Abstract

Introduction: The basic aim of obstetric anesthesia is to provide adequate maternal pain relief with no deleterious effect on mother and newborn. This study aimed to assess the effect of spinal anesthesia, epidural anesthesia and general anesthesia using thiopentone sodium as induction agent on neonates delivered after elective caesarian section. Materials and methods: This is a prospective descriptive study at a tertiary care teaching hospital from June 2013 to May 2014. 60 cases of elective caesarian section admitted in Department of Obstetrics and Gynecology were studied. Patients were randomly divided into 3 groups each of 20 cases. Group 1 received spinal anesthesia, group 2 epidural anesthesia and group 3 general anesthesia.
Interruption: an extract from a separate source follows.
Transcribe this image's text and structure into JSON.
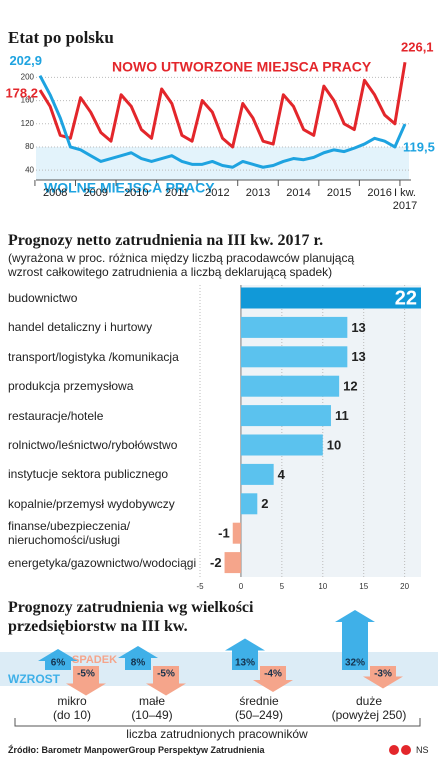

Neonatal outcome was assessed in relation to anesthetic techniques used. Results: The mean Apgar score at 1 min was lower in GA group (7 +/- 1.025) than in spinal anesthesia group (8.1+/- 0.78) and epidural anesthesia group (8.35 +/- 0.745). Total 3/60 (5%) neonates required resuscitation at birth all of which were in GA group. Induction delivery interval of 20 min was associated with need for resuscitation at birth. Moderate depression of neonates (1 min Apgar score of 4-6) was observed in 2/20 (10%) neonates in group 3. Conclusion: Neonates born by elective LSCS under GA have lower 1 min Apgar scores. Induction delivery interval of 20 min is associated with need for resuscitation at birth in neonates in GA group. These effects can be minimized by maintaining the ID interval between 5 – 15 minutes.